Bu siyaset Amerika'nın, Trump'ın başkanlığa gelmesinden sonra başlattığı yıkıcı siyaseti çerçevesinde yürütülmektedir. Bu siyaset Yüzyılın Anlaşması planının açıklanması, İsrail büyükelçiliğinin Kudüs'e taşınması, oranın İsrail'in başkenti olarak tanınması ve daha başka yıkıcı adımlarla kendini gösterdi. Batı Şeria'nın ilhakı ile de son bulacak değildir.
 
Filistin'in zeytini
 
Dudin, özgürleştirilmiş eski esir Ahlam et-Temimi'yi Filistin'in zeytini olarak niteleyerek ona şu mesajı gönderdi:
 
Ahlam, Filistin'in zeytinidir. Köklerini Filistin topraklarına salmıştır. Onun direnişte, esarette, zorluklar yaşamada, siyonist işgalin suçlarına karşı durmada uzun bir geçmişi var.
 
Temimi'nin durumu tüm Filistinli direnişçi hanımların durumu gibidir. Direnişe destek ve Filistin davasının yanında durma konusunda kadın ve erkek ortaklığının bir sembolüdür.
 
Ahlam her ne kadar Ürdün'de yaşasa da esir takası anlaşmasında özgürlüğüne kavuşturulmuştur. İşgal yönetimi onu serbest bırakmaya karar vermiştir. Hiç kimsenin onu geriye dönük olarak yargılamayı istemeye hakkı yoktur.
 
Ahlam bacımıza diyoruz ki: Sen yalnız değilsin. Filistin ve Ürdün halklarının bütün fertleri seninledir. Ümmetin tüm mensupları senin kardeşlerindir. Kesin bir şekilde bu zulüm adımlarını reddedeceklerdir. Bu zalim ve güdük, sonuçsuz kalmaya mahkum adımlara karşı Temimi'nin yanında duracaklardır. Üstelik ABD'nin adamları sadece senin teslim edilmeni istemekle de yetinmeyeceklerdir. Bu sadece bir teslim adımı değildir. Tahmin ediyorum ki adımlar ve istekler son bulmayacaktır.
 
Ürdün'e isteği reddetmesi çağrısı
 
Dudin, Ürdün Haşimi Krallığı'na da ABD'nin isteğini reddetmesi çağrısında bulunarak şöyle dedi:
 
Ürdün, Filistin davasıyla oldukça hayati ilişkileri olan bir ülkedir. Ürdün halkı Filistin halkının kardeşidir ve aynı cephede yer almaktadır.
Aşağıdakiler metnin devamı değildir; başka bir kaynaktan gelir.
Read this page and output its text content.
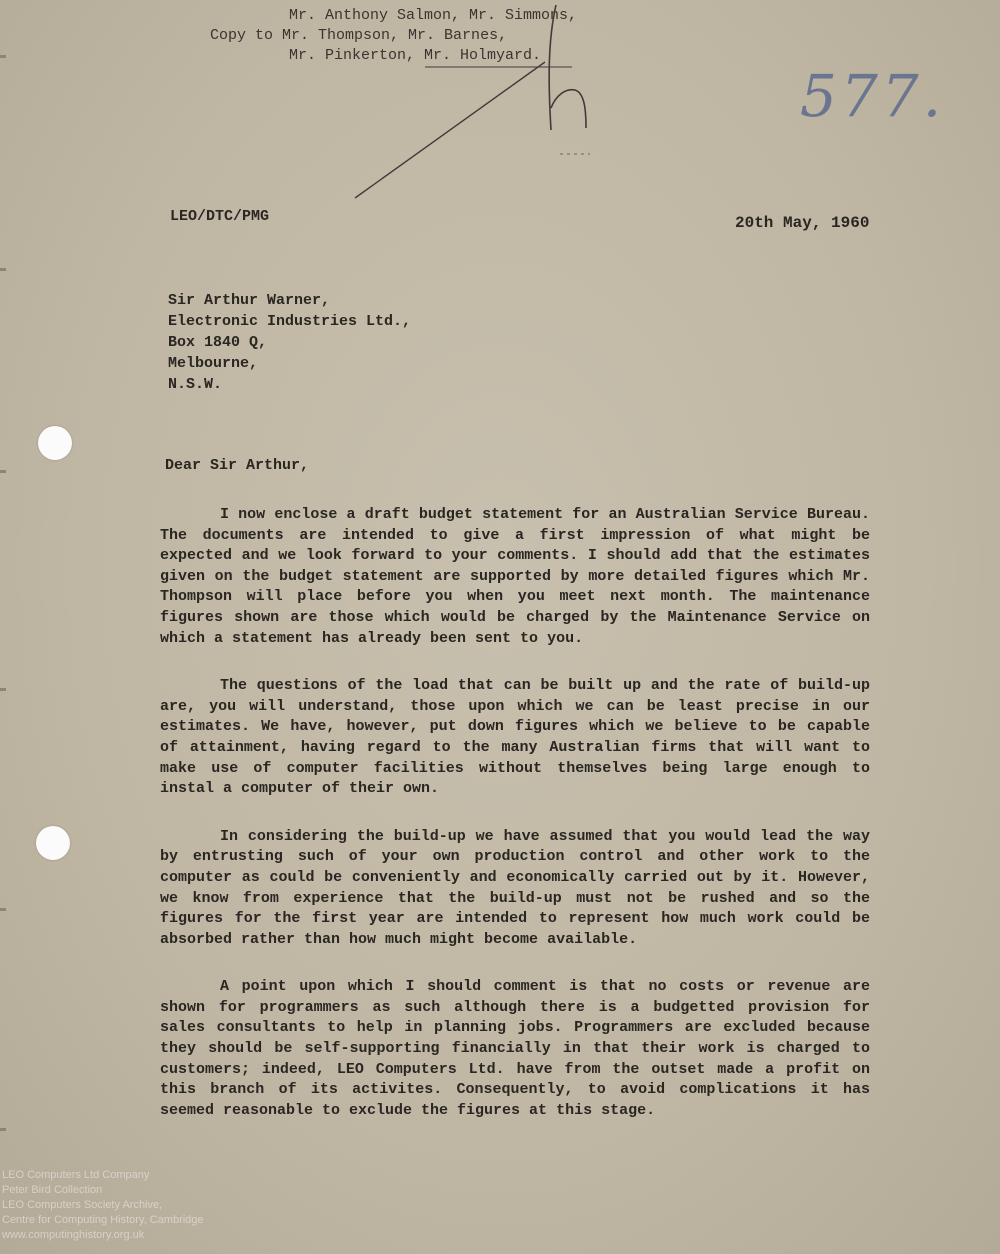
Mr. Anthony Salmon, Mr. Simmons,
Copy to Mr. Thompson, Mr. Barnes,
Mr. Pinkerton, Mr. Holmyard.
577.
LEO/DTC/PMG	20th May, 1960
Sir Arthur Warner,
Electronic Industries Ltd.,
Box 1840 Q,
Melbourne,
N.S.W.
Dear Sir Arthur,

I now enclose a draft budget statement for an Australian Service Bureau. The documents are intended to give a first impression of what might be expected and we look forward to your comments. I should add that the estimates given on the budget statement are supported by more detailed figures which Mr. Thompson will place before you when you meet next month. The maintenance figures shown are those which would be charged by the Maintenance Service on which a statement has already been sent to you.

The questions of the load that can be built up and the rate of build-up are, you will understand, those upon which we can be least precise in our estimates. We have, however, put down figures which we believe to be capable of attainment, having regard to the many Australian firms that will want to make use of computer facilities without themselves being large enough to instal a computer of their own.

In considering the build-up we have assumed that you would lead the way by entrusting such of your own production control and other work to the computer as could be conveniently and economically carried out by it. However, we know from experience that the build-up must not be rushed and so the figures for the first year are intended to represent how much work could be absorbed rather than how much might become available.

A point upon which I should comment is that no costs or revenue are shown for programmers as such although there is a budgetted provision for sales consultants to help in planning jobs. Programmers are excluded because they should be self-supporting financially in that their work is charged to customers; indeed, LEO Computers Ltd. have from the outset made a profit on this branch of its activites. Consequently, to avoid complications it has seemed reasonable to exclude the figures at this stage.

LEO Computers Ltd Company
Peter Bird Collection
LEO Computers Society Archive,
Centre for Computing History, Cambridge
www.computinghistory.org.uk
Aralarında tarihi ilişkiler ve yükler, yakınlık var ve ortak geleceğe yönelmiş durumdadırlar.
 
Bu adımın devamının geleceğini ve bu isteklerin gerçekleşeceğini asla beklemiyorum. Ürdün'ün bu suçlu ve zalim isteğe karşılık vereceğini asla düşünmüyorum.
 
Dudin, Ürdün Meclisi'nin de buna karşılık onurlu bir mücadele vermiş olmasından dolayı Ahlam et-Temimi'nin himaye edilmesi amacıyla bir karşıt girişimde bulunması çağrısı yaptı.
 
Ahlam et-Temimi'nin Ürdün'ü ve Filistin davasını onurlandıran onurlu bir direniş sergilediğini belirterek: "Benim kanaatim Ürdün'ün Temimi'yi teslim etmeyeceği yönündedir" dedi.
 
Ahlam et-Temimi
 
Ahlam et-Temimi, Hamas'ın askeri kanadı durumundaki İzzettin Kassam Tugayları'nın bir eylemine karışma suçlamasıyla 16 kez müebbet hapse mahkum edildikten sonra on yıl işgal zindanlarında kalmıştı. Ancak 2011'de kabul edilen Özgürlerin Vefası isimli esir takası anlaşması çerçevesinde, Filistin direnişi işgal rejimini onu ilk grup içinde serbest bırakılanlara dahil etmeye zorlamıştı. Sonra Ürdün'e sürgün edildi.
 
Ahlam et-Temimi, Ürdün vatandaşlığına sahip Filistin asıllı bir gazetecidir. 1980'de Ürdün'ün Zerka şehrinde dünyaya geldi. Liseyi bitirdikten sonra ailesiyle birlikte oradan Filistin'e göç etti.
 
Burada Beir Zeit Üniversitesi'nde iletişim alanında tahsil gördü. Mezun olduktan sonra Ramallah'tan yayın yapan el-İstiklal adlı televizyon kanalında program sunuculuğu yaptı. İkinci intifada sürecinde işgal güçlerinin Filistinlilere yönelik uygulamalarını takip etti.